Mirror, Mirror – Flash Fiction
‘Mirror, mirror on the wall. Who’s the biggest loser of them all?’
The answer is clearly the single, unemployed 47-year-old, disguised as a drowned rat, staring back at me in the public toilet mirror.
Clumps of hair stick to my forehead. One of my false eyelashes is missing. And my Zimmermann silk-chiffon dress clings to me like wet toilet paper.
Not the look I was going for to impress my high-school sweetheart.
Mark and I had drifted apart at university in Sydney. I loved city life as much as Mark missed his beloved horses. Our last argument ended with me saying he needed to change. Soon after he moved to Scone to train polocrosse horses.
I heard he married the Beef Week Queen and had a couple of kids. While I married my job as a corporate lawyer.
Then I came across a profile pic on my school reunion Facebook page. It was a black and white picture of Phar Lap, just like Mark’s poster from high school. His profile consisted of old campdrafting photos and his basic details; Relationship status: Divorced.
Soon we were sharing memories and inside jokes. I could almost hear his booming laugh in his words.

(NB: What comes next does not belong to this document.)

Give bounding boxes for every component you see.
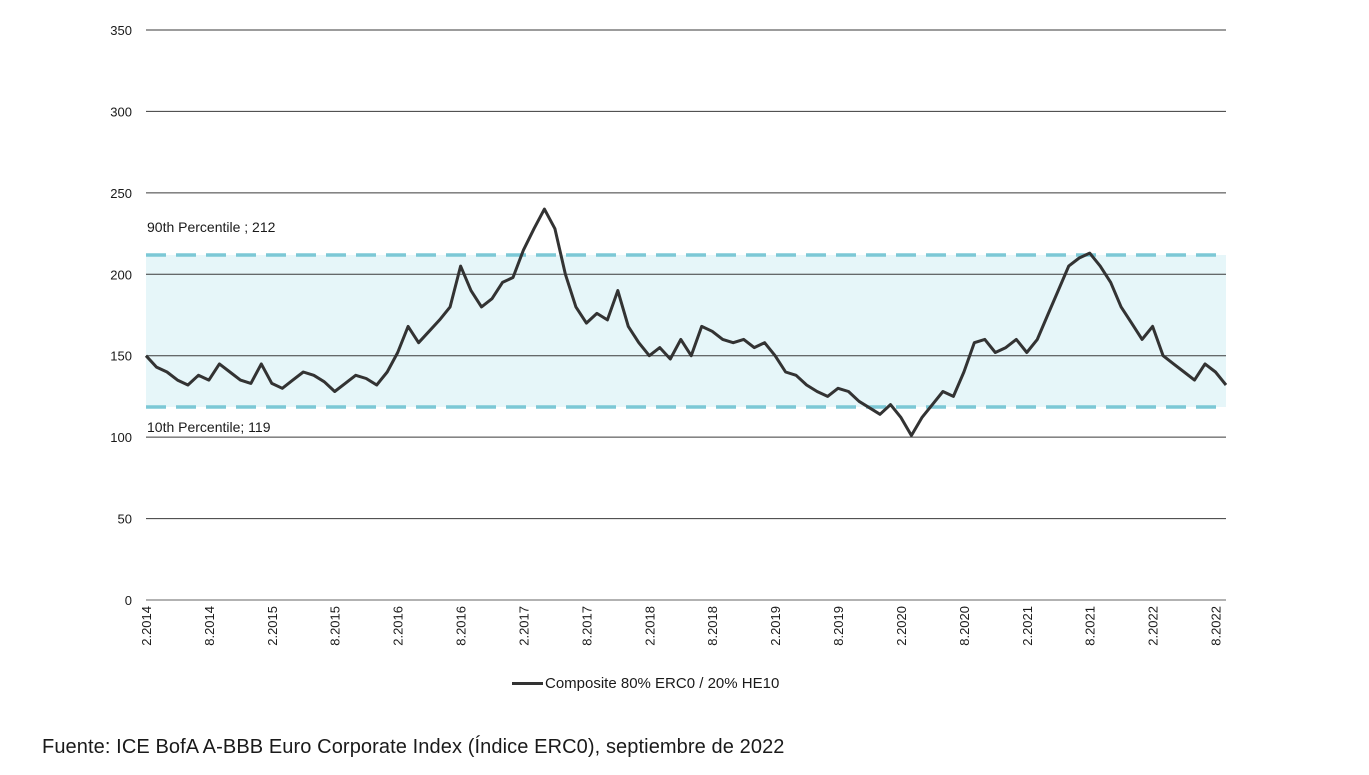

For the first time in years, I felt alive.
I quit my job in London and jumped on a plane to drive the five and a half hours to my hometown.
It may have come to something if I hadn’t stopped at the National Park’s rest area to reapply my make-up, and discovered I had a flat tyre and no spare.
So I’m stranded in torrential rain, 50km from town on an old disused highway, with no mobile reception.
This is what I get for chasing fairytales.
Then a car pulls up and a gorgeous woman in her mid-20s leaps out of the passenger seat and races to the toilet block. She stops in front of me and tilts her head. ‘You all right?’
‘Flat tyre. No spare.’
‘Maybe ours will fit.’ She runs back to speak to a man silhouetted in the driver’s seat.
‘He reckons it will fit,’ she says on return, ‘which is good because it looks like you’ve got something special planned,’ she indicates my dress.
‘Not anymore.’
‘Huh?’
‘Have you seen me?’
‘Come on.’ She drags me to the mirror and in a flash, she has fixed my make-up and angled the hand-dryer to dry my hair and dress. When she’s finished I look halfway passable.
‘All done,’ the man shouts. I go to the doorway and find my knight in dripping armour, grinning under a flickering fluorescent light.
‘Dad. You’re soaked,’ she says. ‘You’ll have to change if you want to impress that lady you were talking about.’
I smile back at the man and meet his steady gaze. ‘Any woman who needs you to change should have her head read.’
His booming laugh carries over the rain. ‘As should the man who let that woman go in the first place.’